I’ve just tested it with Python 3.7.5 built from source and PySide2 (installed from pip), and it worked. I couldn’t try it with PyQt in this environment, and the app I want to update to VTK 9 uses PyQt and using PySide would mean some refactoring, so there’s that gap. I’m not sure if this tells you if the issue comes from Python or potentially from PyQt

Wait, when you talk about moving from PyQt to PySide, do you mean that it works with PySide and the original python? Right now I’m confused about why you’re considering moving your app from one to the other. For me, the “build-your-own-python” solution worked equally well for PyQt5 and PySide2.

From what I’ve seen, the problem is most likely related to the SDK used to build the Python executable. Unfortunately that doesn’t suggest anything that can be done in VTK to fix the issue. I mean, there probably is a VTK-related fix (after all, this problem didn’t occur with VTK 8.2), but there aren’t any clues as to what that fix would be.

I’ve used PySide2 with a built-from-source Python, not original, because the way the environment I’ve tried that in is setup, I don’t have access to PyQt5. The app I’m trying to update from VTK 8.2.0 to VTK 9.0.0 uses PyQt5 (it relies on a couple of PyQt5 specific things that work differently in PySide2, so it would need some refactoring), and I couldn’t try it with PySide2, to see if that would have made any difference.

So the gap is that I don’t know if trying your example script with PyQt5 (and built-from-source python) would have worked or failed, and I don’t know if trying my app with PySide2 (using Python installed from Conda) instead of PyQt5 would have worked or also failed.

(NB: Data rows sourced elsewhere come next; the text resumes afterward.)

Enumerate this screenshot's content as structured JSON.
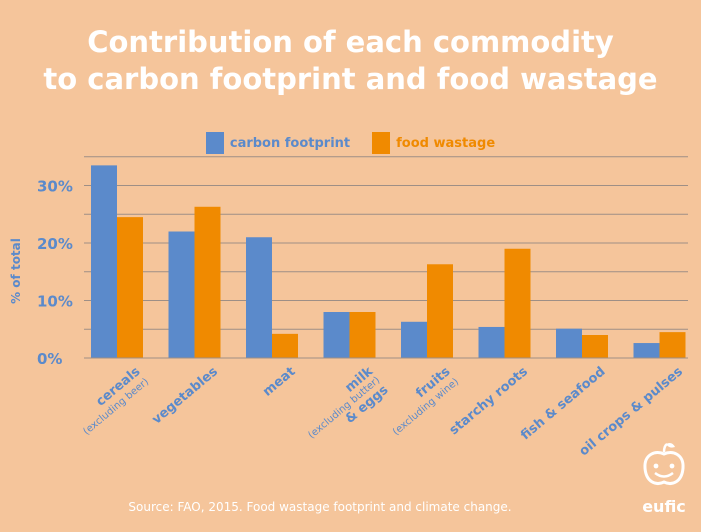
{
  "title_line1": "Contribution of each commodity",
  "title_line2": "to carbon footprint and food wastage",
  "source": "Source: FAO, 2015. Food wastage footprint and climate change.",
  "logo_text": "eufic",
  "colors": {
    "background": "#F5C59B",
    "carbon": "#5B8ACB",
    "wastage": "#F08A00",
    "text_blue": "#5B8ACB",
    "grid": "#9E8F86"
  },
  "chart_data": {
    "type": "bar",
    "title": "Contribution of each commodity to carbon footprint and food wastage",
    "ylabel": "% of total",
    "ylim": [
      0,
      33
    ],
    "yticks": [
      0,
      10,
      20,
      30
    ],
    "ytick_labels": [
      "0%",
      "10%",
      "20%",
      "30%"
    ],
    "legend_position": "top-center",
    "grid": true,
    "categories": [
      {
        "label": "cereals",
        "sub": "(excluding beer)"
      },
      {
        "label": "vegetables",
        "sub": ""
      },
      {
        "label": "meat",
        "sub": ""
      },
      {
        "label": "milk",
        "sub": "(excluding butter)",
        "label2": "& eggs"
      },
      {
        "label": "fruits",
        "sub": "(excluding wine)"
      },
      {
        "label": "starchy roots",
        "sub": ""
      },
      {
        "label": "fish & seafood",
        "sub": ""
      },
      {
        "label": "oil crops & pulses",
        "sub": ""
      }
    ],
    "series": [
      {
        "name": "carbon footprint",
        "color": "#5B8ACB",
        "values": [
          33.5,
          22,
          21,
          8,
          6.3,
          5.4,
          5.1,
          2.6
        ]
      },
      {
        "name": "food wastage",
        "color": "#F08A00",
        "values": [
          24.5,
          26.3,
          4.2,
          8,
          16.3,
          19,
          4,
          4.5
        ]
      }
    ]
  }
}
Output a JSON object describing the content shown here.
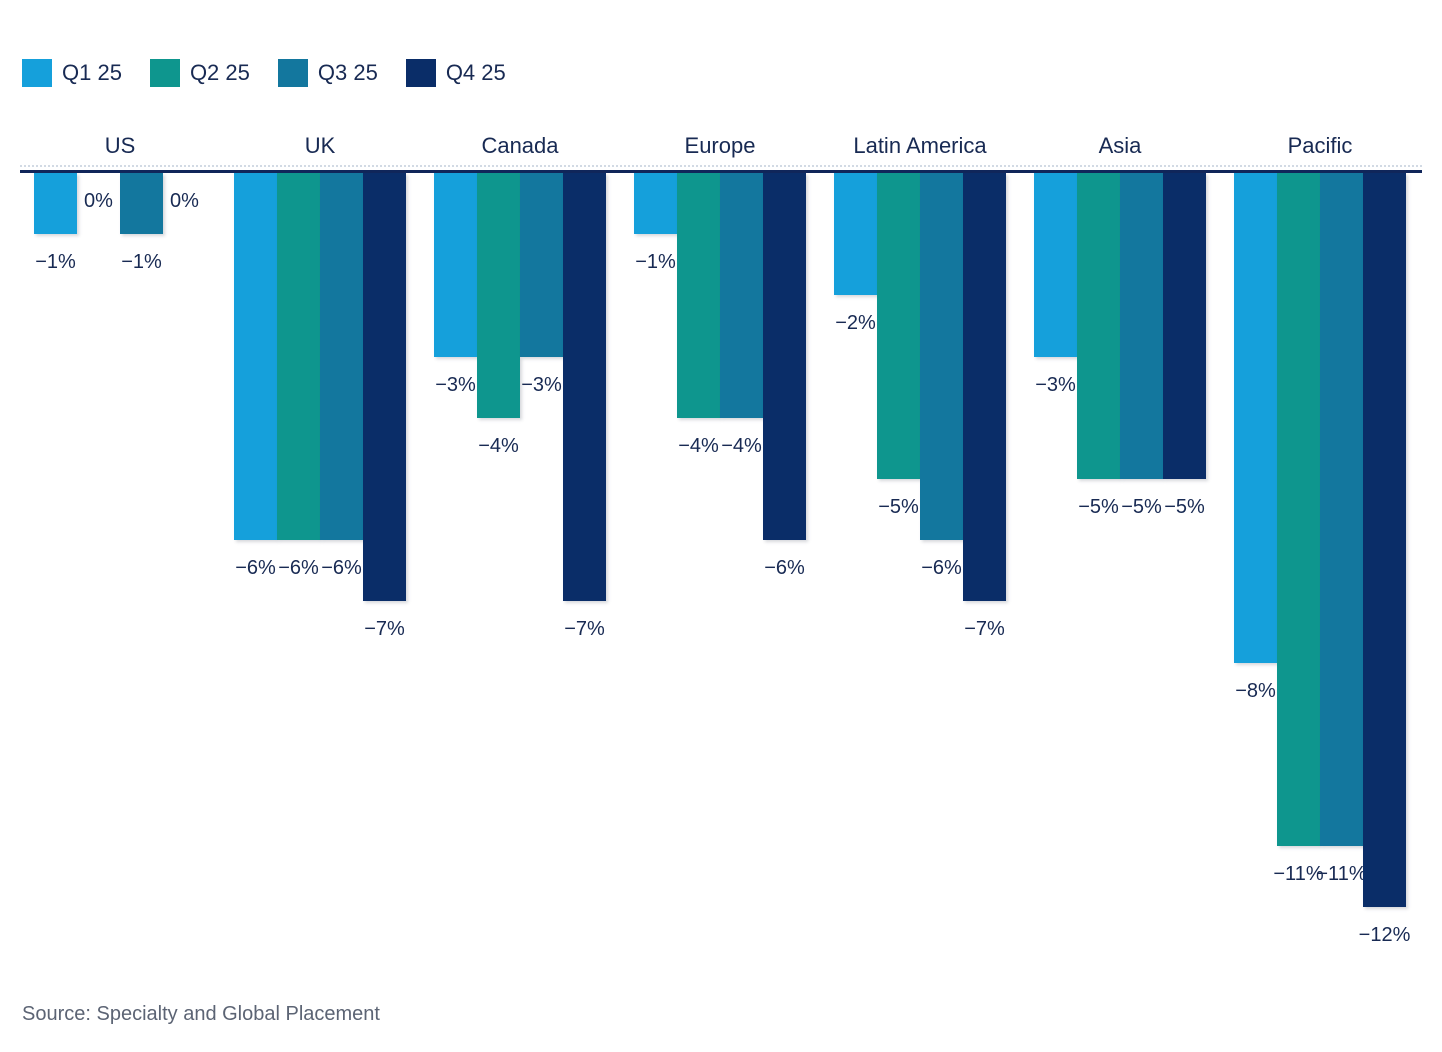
{
  "colors": {
    "background": "#ffffff",
    "text": "#182A53",
    "axis_line": "#10265A",
    "zero_gridline_dotted": "#D2DAE4",
    "source_text": "#5C6474"
  },
  "chart_data": {
    "type": "bar",
    "orientation": "vertical",
    "categories": [
      "US",
      "UK",
      "Canada",
      "Europe",
      "Latin America",
      "Asia",
      "Pacific"
    ],
    "series": [
      {
        "name": "Q1 25",
        "color": "#15A0DB",
        "values": [
          -1,
          -6,
          -3,
          -1,
          -2,
          -3,
          -8
        ],
        "labels": [
          "−1%",
          "−6%",
          "−3%",
          "−1%",
          "−2%",
          "−3%",
          "−8%"
        ]
      },
      {
        "name": "Q2 25",
        "color": "#0E968E",
        "values": [
          0,
          -6,
          -4,
          -4,
          -5,
          -5,
          -11
        ],
        "labels": [
          "0%",
          "−6%",
          "−4%",
          "−4%",
          "−5%",
          "−5%",
          "−11%"
        ]
      },
      {
        "name": "Q3 25",
        "color": "#13779E",
        "values": [
          -1,
          -6,
          -3,
          -4,
          -6,
          -5,
          -11
        ],
        "labels": [
          "−1%",
          "−6%",
          "−3%",
          "−4%",
          "−6%",
          "−5%",
          "−11%"
        ]
      },
      {
        "name": "Q4 25",
        "color": "#0A2D68",
        "values": [
          0,
          -7,
          -7,
          -6,
          -7,
          -5,
          -12
        ],
        "labels": [
          "0%",
          "−7%",
          "−7%",
          "−6%",
          "−7%",
          "−5%",
          "−12%"
        ]
      }
    ],
    "title": "",
    "xlabel": "",
    "ylabel": "",
    "unit": "%",
    "ylim": [
      -12,
      0
    ],
    "grid": false,
    "value_labels_shown": true,
    "legend_position": "top-left"
  },
  "footer": {
    "source": "Source: Specialty and Global Placement"
  }
}
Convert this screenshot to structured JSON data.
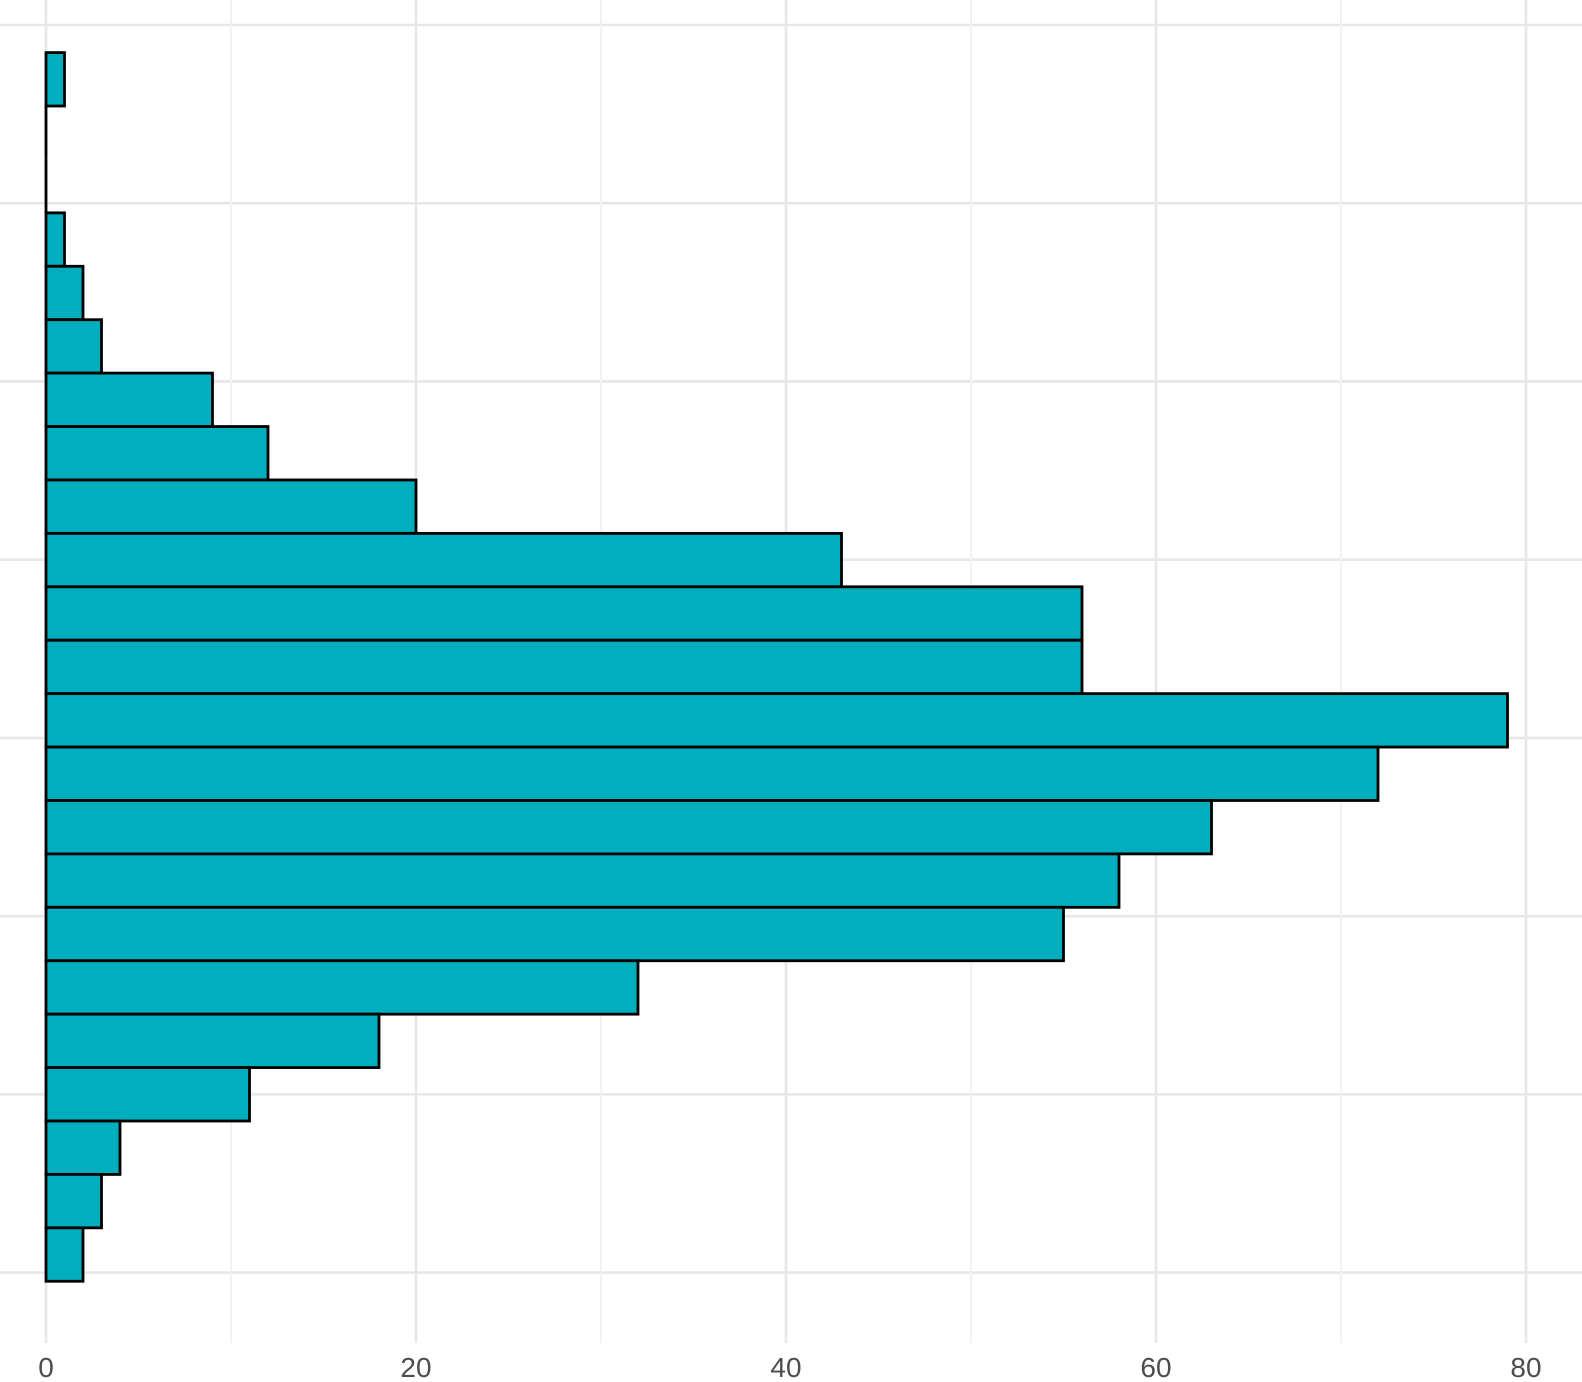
{
  "chart": {
    "background_color": "#ffffff",
    "bar_fill_color": "#00AEBE",
    "bar_stroke_color": "#000000",
    "major_gridline_color": "#E7E7E7",
    "minor_gridline_color": "#F2F2F2",
    "tick_label_color": "#4D4D4D"
  },
  "chart_data": {
    "type": "bar",
    "subtype": "histogram",
    "orientation": "horizontal",
    "title": "",
    "xlabel": "",
    "ylabel": "",
    "grid": true,
    "legend": false,
    "x_axis": {
      "tick_labels": [
        "0",
        "20",
        "40",
        "60",
        "80"
      ],
      "tick_values": [
        0,
        20,
        40,
        60,
        80
      ],
      "minor_tick_values": [
        10,
        30,
        50,
        70
      ]
    },
    "y_axis": {
      "tick_labels_visible": false,
      "bin_count": 23
    },
    "bin_counts_top_to_bottom": [
      1,
      0,
      0,
      1,
      2,
      3,
      9,
      12,
      20,
      43,
      56,
      56,
      79,
      72,
      63,
      58,
      55,
      32,
      18,
      11,
      4,
      3,
      2
    ]
  }
}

Thanks for the explanation. I did some more prodding, and discovered that the problem was that the NSView (created by Qt) wasn’t connecting to the NSOpenGLContext (created by VTK). The [context setView:view]call in vtkCocoaRenderWindow was not doing anything. Basically, it seems that the Qt widget must be in a suitable state before the connection is made.

Things appear to work as long as the VTK Initialize() is moved to after the Qt show():

    # complete the initialization

    # start event processing

Example: TestPyQtInteractor.py (2.4 KB)

This might also allow pyvista to use QWidget instead of QGLWidget.

Edit: actually, since Start() calls Initialize() internally, the simplest approach is probably to not call Initialize() at all. Just ensure that Start() isn’t called until the very end:

    # call "show()" somewhere up here

    # start event processing

David, I wonder if this could be related to the changes we made here?



Good catch, Sean. The problem can be fixed by putting back this additional setView that was removed from Start():

     NSOpenGLContext* context = (NSOpenGLContext*)this->GetContextId();
+    [context setView:(NSView*)this->GetWindowId()];
     [context update];

So that’s easy enough to do.

Thank you all for looking into this issue. Glad to see you’ve found an easy solution for it. Do you know when the fix will be available?

I’ve already put in a merge request, but if you’re wondering when new wheels will be available, my guess is two to four weeks. Don’t forget that moving the Start() call in in the Python code also seems to fix the issue.

Thanks for the update David. I’ve tried calling Start() for the instance of QVTKRenderWindowInteractor I’m creating through pyvista, but it didn’t work. It might need to be done directly in the library, so I’ll dig a bit to see if that would work.

The trick is to make sure that Initialize() and Start() are never called until after show() is called.